Avoid Down Coding By Insurance coverage Corporations On Healthcare Claims

At any time wonder why occasionally when you get reimbursed for a claim, the coverage corporation has “changed the code to a a lot more ideal code for payment”? You submitted the claim as a 99214 but they paid you for a 99213 or even worse, a 99212. This follow is named downcoding.

Do you have to acknowledge it? Very well in some conditions you do. A good deal will count on the deal that you have with the coverage carrier. Some contracts will only allow for vendors to monthly bill particular cpt codes. In that scenario, they can change a billed code to just one of the allowed codes. Or the contract may specify that you can only monthly bill a sure quantity, or percentage of promises at the increased codes.

But from time to time an insurance policy provider will just downcode your assert and it is not because of to agreement specs. In that situation you can charm it. We just lately had a assert that the insurance policy carrier downcoded a 99214 to a 99213 and explained to us that they only permit a service provider to bill a 99214 each and every 6 months for a individual. That is ludicrous. How can that guideline apply to any patient?

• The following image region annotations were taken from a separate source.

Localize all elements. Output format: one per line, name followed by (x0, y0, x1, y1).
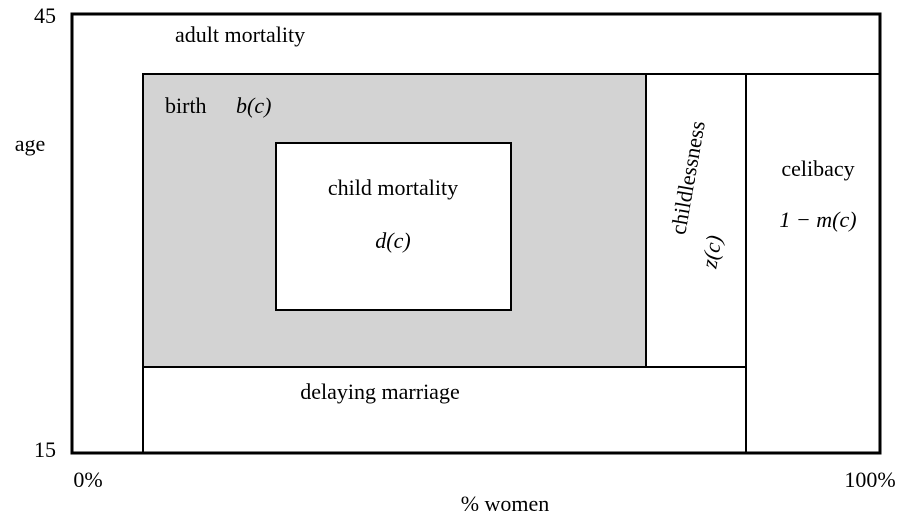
childlessness-region (645, 73, 747, 368)
outer-box (70, 12, 882, 455)
y-top-label: 45 (34, 3, 56, 28)
region-formula: 1 − m(c) (779, 207, 856, 232)
region-label: adult mortality (175, 22, 305, 47)
delaying-marriage-region (142, 366, 747, 454)
y-bottom-label: 15 (34, 437, 56, 462)
region-label: birth (165, 93, 207, 118)
region-label: celibacy (781, 156, 854, 181)
x-right-label: 100% (844, 467, 895, 492)
region-formula: z(c) (696, 233, 727, 271)
region-formula: d(c) (375, 228, 410, 253)
x-axis-label: % women (461, 491, 550, 516)
child-mortality-region (275, 142, 512, 311)
region-label: delaying marriage (300, 379, 459, 404)
x-left-label: 0% (73, 467, 102, 492)
y-axis-label: age (15, 131, 46, 156)
region-formula: b(c) (236, 93, 271, 118)
region-label: child mortality (328, 175, 458, 200)
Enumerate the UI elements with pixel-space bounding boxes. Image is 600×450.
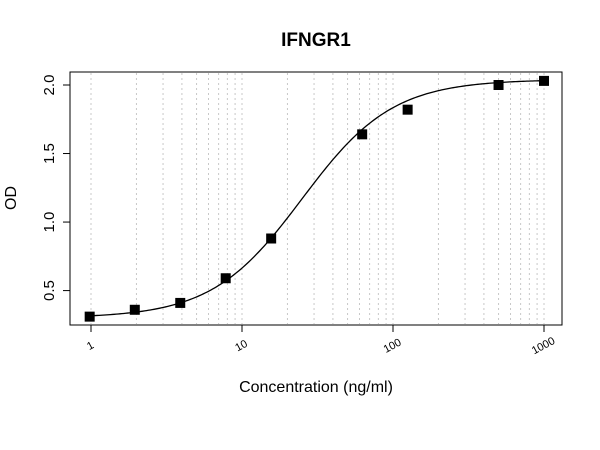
plot-frame (69, 71, 563, 326)
data-point (357, 129, 368, 140)
data-points (84, 75, 549, 322)
data-point (493, 80, 504, 90)
grid-lines (90, 73, 545, 324)
data-point (175, 297, 186, 308)
data-point (539, 75, 549, 86)
chart-title: IFNGR1 (281, 30, 351, 51)
data-point (220, 273, 231, 284)
data-point (84, 311, 95, 322)
x-tick-label: 10 (233, 338, 249, 354)
fit-curve (89, 80, 545, 317)
x-tick-label: 1000 (530, 335, 557, 357)
y-tick-label: 1.0 (41, 212, 58, 233)
data-point (129, 304, 140, 315)
x-tick-label: 1 (85, 339, 96, 352)
x-tick-label: 100 (382, 337, 404, 356)
y-tick-label: 0.5 (41, 280, 58, 301)
y-tick-label: 1.5 (41, 143, 58, 164)
data-point (402, 104, 413, 115)
y-tick-label: 2.0 (41, 75, 58, 96)
y-axis-label: OD (3, 186, 20, 210)
y-axis: 0.5 1.0 1.5 2.0 (41, 75, 70, 301)
x-axis-label: Concentration (ng/ml) (239, 379, 393, 396)
data-point (266, 233, 277, 244)
x-axis: 1 10 100 1000 (85, 325, 557, 357)
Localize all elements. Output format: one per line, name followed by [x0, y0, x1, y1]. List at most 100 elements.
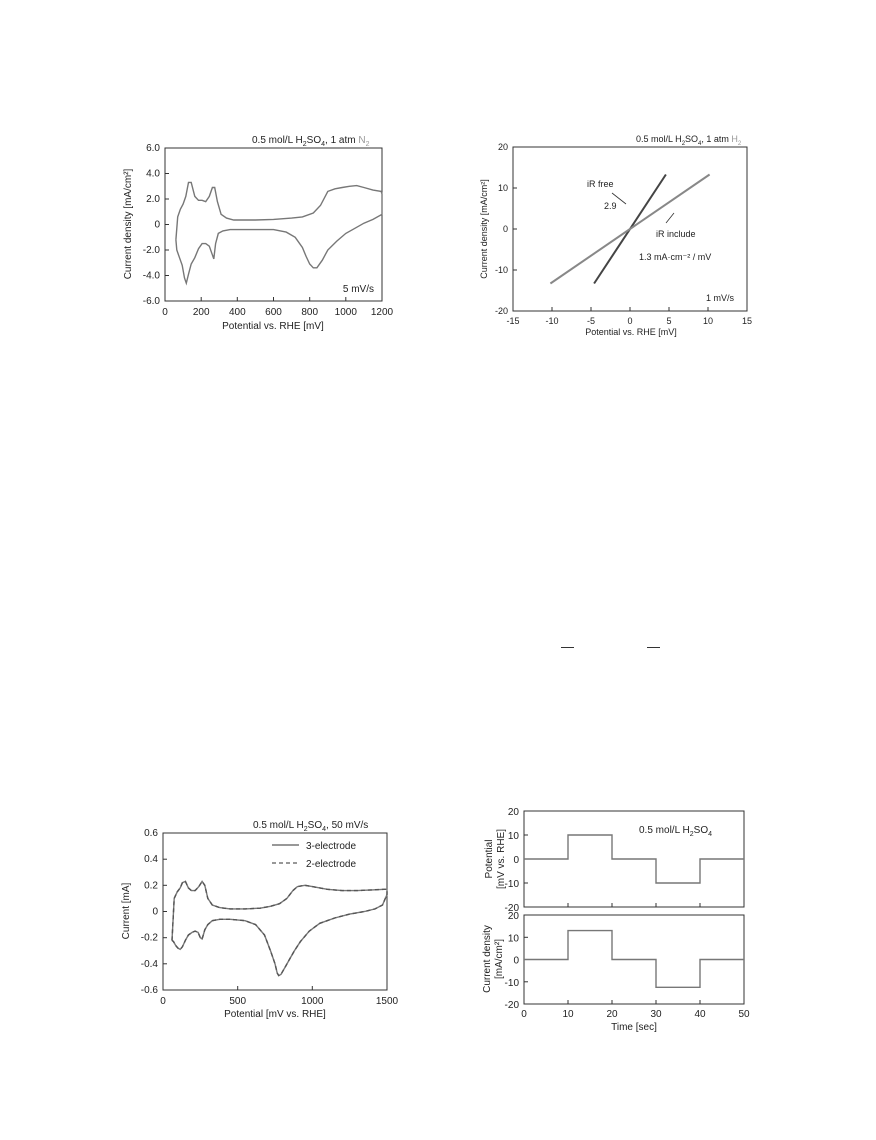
- tick-label: -10: [505, 978, 520, 989]
- tick-label: 1000: [301, 996, 324, 1007]
- tick-label: 10: [508, 831, 520, 842]
- cv-electrode-x-ticks: 0 500 1000 1500: [160, 986, 399, 1007]
- cv-n2-y-ticks: 6.0 4.0 2.0 0 -2.0 -4.0 -6.0: [143, 143, 169, 307]
- tick-label: 20: [498, 142, 508, 152]
- potential-ylabel: Potential: [484, 840, 495, 879]
- cv-n2-scan-rate: 5 mV/s: [343, 284, 374, 295]
- current-x-ticks: 0 10 20 30 40 50: [521, 1000, 750, 1020]
- tick-label: 5: [666, 316, 671, 326]
- tick-label: 1500: [376, 996, 399, 1007]
- current-step-trace: [524, 929, 744, 988]
- current-step-chart: 20 10 0 -10 -20 0 10 20 30 40 50 Time [s…: [482, 911, 750, 1033]
- tick-label: 20: [508, 807, 520, 818]
- tick-label: 0: [160, 996, 166, 1007]
- tick-label: 10: [703, 316, 713, 326]
- tick-label: -0.6: [141, 985, 159, 996]
- polarization-scan-rate: 1 mV/s: [706, 293, 735, 303]
- cv-n2-chart: 0.5 mol/L H2SO4, 1 atm N2 6.0 4.0 2.0 0 …: [123, 135, 394, 332]
- cv-n2-curve: [175, 181, 383, 286]
- tick-label: 6.0: [146, 143, 160, 154]
- ir-free-pointer: [611, 192, 627, 205]
- tick-label: 0: [162, 307, 168, 318]
- potential-x-ticks: [567, 903, 701, 907]
- tick-label: 10: [562, 1009, 574, 1020]
- tick-label: -2.0: [143, 245, 161, 256]
- tick-label: 0: [154, 220, 160, 231]
- tick-label: 0.6: [144, 828, 158, 839]
- tick-label: 0.2: [144, 880, 158, 891]
- tick-label: 2.0: [146, 194, 160, 205]
- tick-label: 0: [521, 1009, 527, 1020]
- tick-label: 1000: [335, 307, 358, 318]
- tick-label: 0: [513, 956, 519, 967]
- ir-include-label: iR include: [656, 229, 696, 239]
- tick-label: -6.0: [143, 296, 161, 307]
- current-ylabel: Current density: [482, 925, 493, 993]
- tick-label: -15: [506, 316, 519, 326]
- polarization-xlabel: Potential vs. RHE [mV]: [585, 327, 677, 337]
- tick-label: 600: [265, 307, 282, 318]
- tick-label: -4.0: [143, 271, 161, 282]
- cv-3-electrode-curve: [171, 880, 388, 977]
- tick-label: -20: [505, 903, 520, 914]
- overbar-mark: [647, 647, 660, 648]
- cv-n2-plot-frame: [164, 147, 383, 302]
- tick-label: 400: [229, 307, 246, 318]
- tick-label: -10: [545, 316, 558, 326]
- polarization-h2-title: 0.5 mol/L H2SO4, 1 atm H2: [636, 134, 742, 147]
- cv-electrode-xlabel: Potential [mV vs. RHE]: [224, 1009, 326, 1020]
- tick-label: -10: [505, 879, 520, 890]
- polarization-y-ticks: 20 10 0 -10 -20: [495, 142, 517, 316]
- cv-electrode-ylabel: Current [mA]: [121, 882, 132, 939]
- legend-label: 2-electrode: [306, 859, 356, 870]
- tick-label: 0: [503, 224, 508, 234]
- tick-label: 50: [738, 1009, 750, 1020]
- cv-electrode-legend: 3-electrode 2-electrode: [272, 841, 356, 870]
- tick-label: 20: [508, 911, 520, 922]
- tick-label: 800: [301, 307, 318, 318]
- ir-include-slope: 1.3 mA·cm⁻² / mV: [639, 252, 711, 262]
- cv-electrode-y-ticks: 0.6 0.4 0.2 0 -0.2 -0.4 -0.6: [141, 828, 167, 996]
- potential-step-chart: 0.5 mol/L H2SO4 20 10 0 -10 -20 Potentia…: [484, 807, 745, 914]
- current-xlabel: Time [sec]: [611, 1022, 657, 1033]
- tick-label: 0.4: [144, 854, 158, 865]
- polarization-h2-chart: 0.5 mol/L H2SO4, 1 atm H2 20 10 0 -10 -2…: [479, 134, 752, 337]
- tick-label: 200: [193, 307, 210, 318]
- tick-label: 0: [627, 316, 632, 326]
- tick-label: 10: [508, 933, 520, 944]
- tick-label: -20: [505, 1000, 520, 1011]
- tick-label: 30: [650, 1009, 662, 1020]
- potential-step-trace: [524, 834, 744, 884]
- tick-label: 1200: [371, 307, 394, 318]
- ir-free-label: iR free: [587, 179, 614, 189]
- cv-n2-title: 0.5 mol/L H2SO4, 1 atm N2: [252, 135, 370, 148]
- potential-title: 0.5 mol/L H2SO4: [639, 825, 712, 838]
- cv-electrode-chart: 0.5 mol/L H2SO4, 50 mV/s 0.6 0.4 0.2 0 -…: [121, 820, 399, 1020]
- cv-2-electrode-curve: [171, 880, 388, 977]
- cv-n2-x-ticks: 0 200 400 600 800 1000 1200: [162, 297, 394, 318]
- tick-label: 40: [694, 1009, 706, 1020]
- overbar-mark: [561, 647, 574, 648]
- ir-include-pointer: [665, 212, 675, 224]
- tick-label: -5: [587, 316, 595, 326]
- tick-label: 0: [152, 907, 158, 918]
- potential-ylabel: [mV vs. RHE]: [496, 829, 507, 889]
- tick-label: 20: [606, 1009, 618, 1020]
- tick-label: -10: [495, 265, 508, 275]
- legend-label: 3-electrode: [306, 841, 356, 852]
- tick-label: 15: [742, 316, 752, 326]
- tick-label: -0.4: [141, 959, 159, 970]
- current-ylabel: [mA/cm²]: [494, 939, 505, 979]
- polarization-ylabel: Current density [mA/cm²]: [479, 179, 489, 279]
- ir-include-line: [549, 173, 711, 285]
- tick-label: 10: [498, 183, 508, 193]
- ir-free-slope: 2.9: [604, 201, 617, 211]
- polarization-x-ticks: -15 -10 -5 0 5 10 15: [506, 307, 752, 326]
- cv-n2-ylabel: Current density [mA/cm²]: [123, 168, 134, 279]
- tick-label: 4.0: [146, 169, 160, 180]
- cv-electrode-title: 0.5 mol/L H2SO4, 50 mV/s: [253, 820, 368, 833]
- tick-label: -20: [495, 306, 508, 316]
- tick-label: -0.2: [141, 933, 159, 944]
- tick-label: 500: [229, 996, 246, 1007]
- tick-label: 0: [513, 855, 519, 866]
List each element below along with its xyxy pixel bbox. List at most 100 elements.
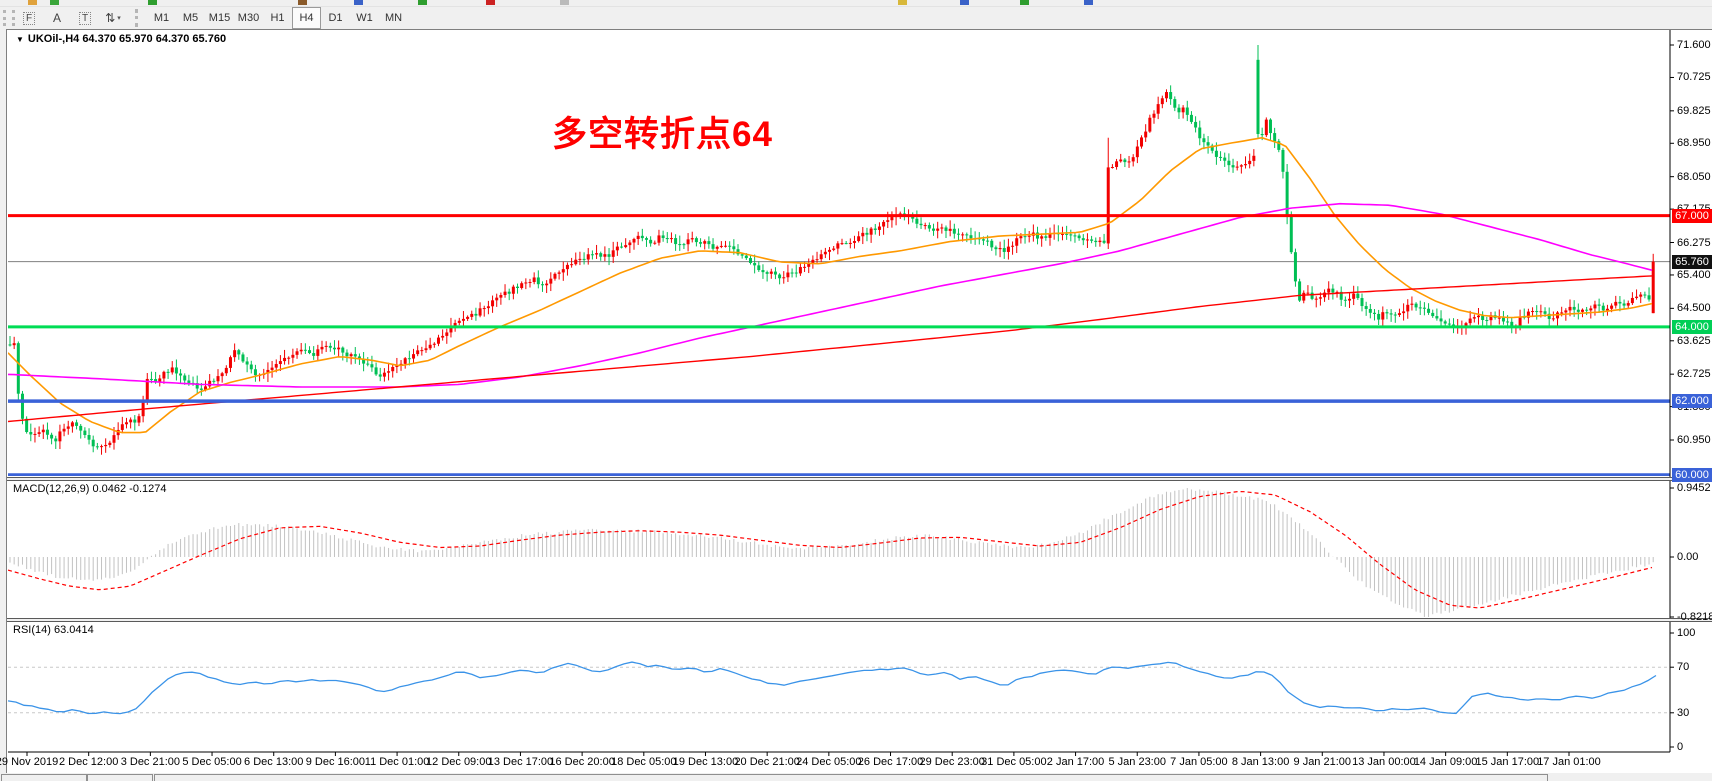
price-badge-65.760[interactable]: 65.760 bbox=[1672, 254, 1712, 269]
chart-tab-0[interactable] bbox=[1, 774, 87, 781]
candle-body bbox=[836, 243, 840, 249]
text-box-icon[interactable]: T bbox=[72, 7, 98, 29]
timeframe-button-M1[interactable]: M1 bbox=[153, 12, 170, 24]
candle-body bbox=[1364, 306, 1368, 309]
candle-body bbox=[124, 422, 128, 425]
clipped-toolbar-icon[interactable] bbox=[354, 0, 363, 5]
candle-body bbox=[998, 248, 1002, 250]
candle-body bbox=[1327, 288, 1331, 293]
candle-body bbox=[1006, 246, 1010, 252]
price-axis-label: 62.725 bbox=[1677, 368, 1711, 381]
candle-body bbox=[678, 244, 682, 246]
timeframe-button-MN[interactable]: MN bbox=[384, 12, 403, 24]
candle-body bbox=[1489, 315, 1493, 321]
timeframe-button-M15[interactable]: M15 bbox=[208, 12, 231, 24]
clipped-toolbar-icon[interactable] bbox=[960, 0, 969, 5]
clipped-toolbar-icon[interactable] bbox=[148, 0, 157, 5]
candle-body bbox=[1531, 311, 1535, 313]
candle-body bbox=[1393, 314, 1397, 316]
candle-body bbox=[1318, 297, 1322, 299]
date-axis-label: 17 Jan 01:00 bbox=[1537, 756, 1601, 768]
clipped-toolbar-icon[interactable] bbox=[898, 0, 907, 5]
clipped-toolbar-icon[interactable] bbox=[28, 0, 37, 5]
candle-body bbox=[378, 374, 382, 377]
clipped-toolbar-icon[interactable] bbox=[1020, 0, 1029, 5]
clipped-toolbar-icon[interactable] bbox=[560, 0, 569, 5]
timeframe-button-M30[interactable]: M30 bbox=[237, 12, 260, 24]
candle-body bbox=[923, 225, 927, 227]
candle-body bbox=[748, 258, 752, 263]
price-badge-62.000[interactable]: 62.000 bbox=[1672, 394, 1712, 409]
candle-body bbox=[1614, 301, 1618, 306]
candle-body bbox=[603, 254, 607, 257]
candle-body bbox=[1214, 150, 1218, 157]
timeframe-button-W1[interactable]: W1 bbox=[356, 12, 373, 24]
clipped-toolbar-icon[interactable] bbox=[486, 0, 495, 5]
timeframe-button-H1[interactable]: H1 bbox=[270, 12, 285, 24]
candle-body bbox=[811, 259, 815, 264]
candle-body bbox=[37, 432, 41, 434]
candle-body bbox=[1194, 121, 1198, 128]
candle-body bbox=[936, 228, 940, 231]
clipped-toolbar-icon[interactable] bbox=[50, 0, 59, 5]
candle-body bbox=[740, 254, 744, 256]
candle-body bbox=[1377, 313, 1381, 320]
clipped-toolbar-strip bbox=[0, 0, 1712, 7]
arrange-arrows-icon[interactable]: ⇅ ▾ bbox=[100, 7, 126, 29]
text-a-icon-glyph: A bbox=[52, 11, 61, 25]
candle-body bbox=[1127, 161, 1131, 163]
candle-body bbox=[54, 438, 58, 442]
symbol-ohlc-header: ▼ UKOil-,H4 64.370 65.970 64.370 65.760 bbox=[16, 33, 227, 45]
date-axis-label: 18 Dec 05:00 bbox=[611, 756, 677, 768]
macd-axis-label: -0.8218 bbox=[1677, 610, 1712, 623]
date-axis-label: 12 Dec 09:00 bbox=[426, 756, 492, 768]
rsi-indicator-label: RSI(14) 63.0414 bbox=[13, 624, 94, 636]
date-axis-label: 20 Dec 21:00 bbox=[734, 756, 800, 768]
clipped-toolbar-icon[interactable] bbox=[298, 0, 307, 5]
candle-body bbox=[204, 386, 208, 390]
candle-body bbox=[1098, 240, 1102, 243]
price-badge-60.000[interactable]: 60.000 bbox=[1672, 468, 1712, 483]
candle-body bbox=[882, 221, 886, 227]
candle-body bbox=[565, 264, 569, 270]
rsi-axis-label: 0 bbox=[1677, 741, 1684, 753]
clipped-toolbar-icon[interactable] bbox=[418, 0, 427, 5]
candle-body bbox=[669, 238, 673, 240]
candle-body bbox=[1339, 291, 1343, 300]
chart-tab-1[interactable] bbox=[87, 774, 153, 781]
candle-body bbox=[786, 272, 790, 278]
timeframe-button-D1[interactable]: D1 bbox=[328, 12, 343, 24]
price-badge-64.000[interactable]: 64.000 bbox=[1672, 319, 1712, 334]
candle-body bbox=[287, 357, 291, 359]
candle-body bbox=[1368, 308, 1372, 313]
dropdown-arrow-icon[interactable]: ▾ bbox=[117, 15, 121, 22]
candle-body bbox=[1335, 291, 1339, 293]
toolbar-grip[interactable] bbox=[3, 10, 15, 26]
candle-body bbox=[357, 356, 361, 359]
annotation-text[interactable]: 多空转折点64 bbox=[552, 115, 773, 154]
candle-body bbox=[956, 233, 960, 235]
candle-body bbox=[1410, 303, 1414, 305]
text-a-icon[interactable]: A bbox=[44, 7, 70, 29]
candle-body bbox=[149, 378, 153, 380]
template-grid-icon[interactable]: F bbox=[16, 7, 42, 29]
price-badge-67.000[interactable]: 67.000 bbox=[1672, 208, 1712, 223]
macd-panel-separator[interactable] bbox=[7, 477, 1712, 481]
candle-body bbox=[1389, 313, 1393, 315]
candle-body bbox=[844, 243, 848, 245]
date-axis-label: 29 Dec 23:00 bbox=[919, 756, 985, 768]
candle-body bbox=[1381, 312, 1385, 320]
candle-body bbox=[104, 444, 108, 447]
candle-body bbox=[503, 291, 507, 296]
candle-body bbox=[212, 380, 216, 382]
candle-body bbox=[665, 238, 669, 240]
chevron-down-icon[interactable]: ▼ bbox=[16, 35, 24, 44]
timeframe-button-M5[interactable]: M5 bbox=[182, 12, 199, 24]
date-axis-label: 9 Dec 16:00 bbox=[305, 756, 366, 768]
clipped-toolbar-icon[interactable] bbox=[1084, 0, 1093, 5]
chart-tab-2[interactable] bbox=[154, 774, 1548, 781]
timeframe-button-H4[interactable]: H4 bbox=[292, 7, 321, 29]
candle-body bbox=[353, 354, 357, 357]
rsi-panel-separator[interactable] bbox=[7, 618, 1712, 622]
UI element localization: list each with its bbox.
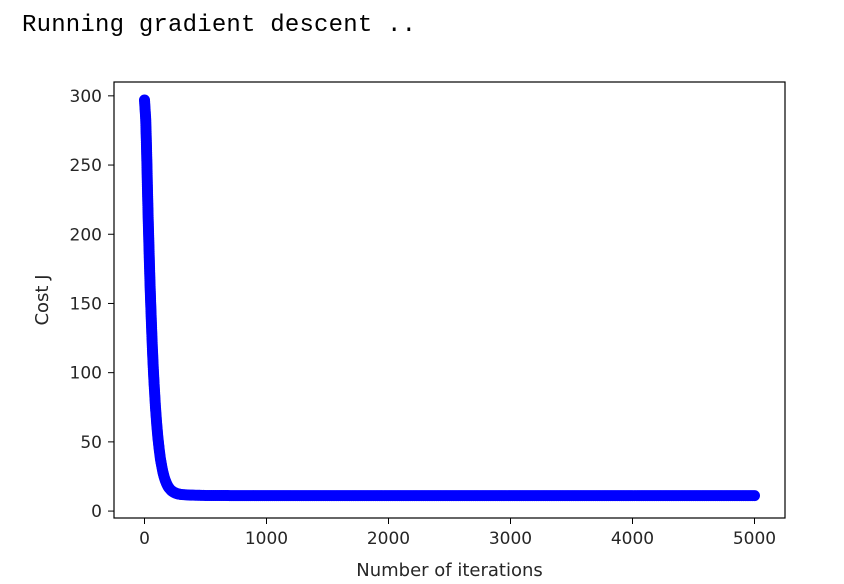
x-tick-label: 3000 — [489, 529, 532, 549]
y-tick-label: 150 — [70, 294, 102, 314]
y-axis-label: Cost J — [32, 274, 53, 325]
data-points — [139, 94, 760, 502]
x-tick-label: 5000 — [733, 529, 776, 549]
data-point — [749, 490, 760, 502]
y-tick-label: 50 — [80, 433, 102, 453]
y-tick-label: 200 — [70, 225, 102, 245]
y-tick-label: 0 — [91, 502, 102, 522]
x-tick-label: 1000 — [245, 529, 288, 549]
x-axis-ticks: 0 1000 2000 3000 4000 5000 — [139, 518, 776, 549]
plot-frame — [113, 81, 786, 519]
x-tick-label: 2000 — [367, 529, 410, 549]
y-axis-ticks: 0 50 100 150 200 250 300 — [70, 87, 114, 522]
y-tick-label: 100 — [70, 364, 102, 384]
y-tick-label: 300 — [70, 87, 102, 107]
x-tick-label: 0 — [139, 529, 150, 549]
x-axis-label: Number of iterations — [356, 560, 543, 581]
x-tick-label: 4000 — [611, 529, 654, 549]
y-tick-label: 250 — [70, 156, 102, 176]
console-output-text: Running gradient descent .. — [22, 12, 417, 39]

In some cases we just have to remind the insurance policies carriers that the physicians are the kinds who ascertain the patient’s wants. In this circumstance we despatched in office environment notes and a letter advising them that we had been desirable the processing of the assert. The medical professional had achieved the requirements to justify the billing of a 99214 and their “tips” had been inappropriate. We acquired payment for the difference about 10 times afterwards.

So if you are owning issues with your promises becoming downcoded, and they are not owing to contract specifications, you ought to attractiveness. Do not just acknowledge what the insurance policy carrier does. That is what they are counting on. Just think of how considerably funds they help you save on the vendors that do not do something about it.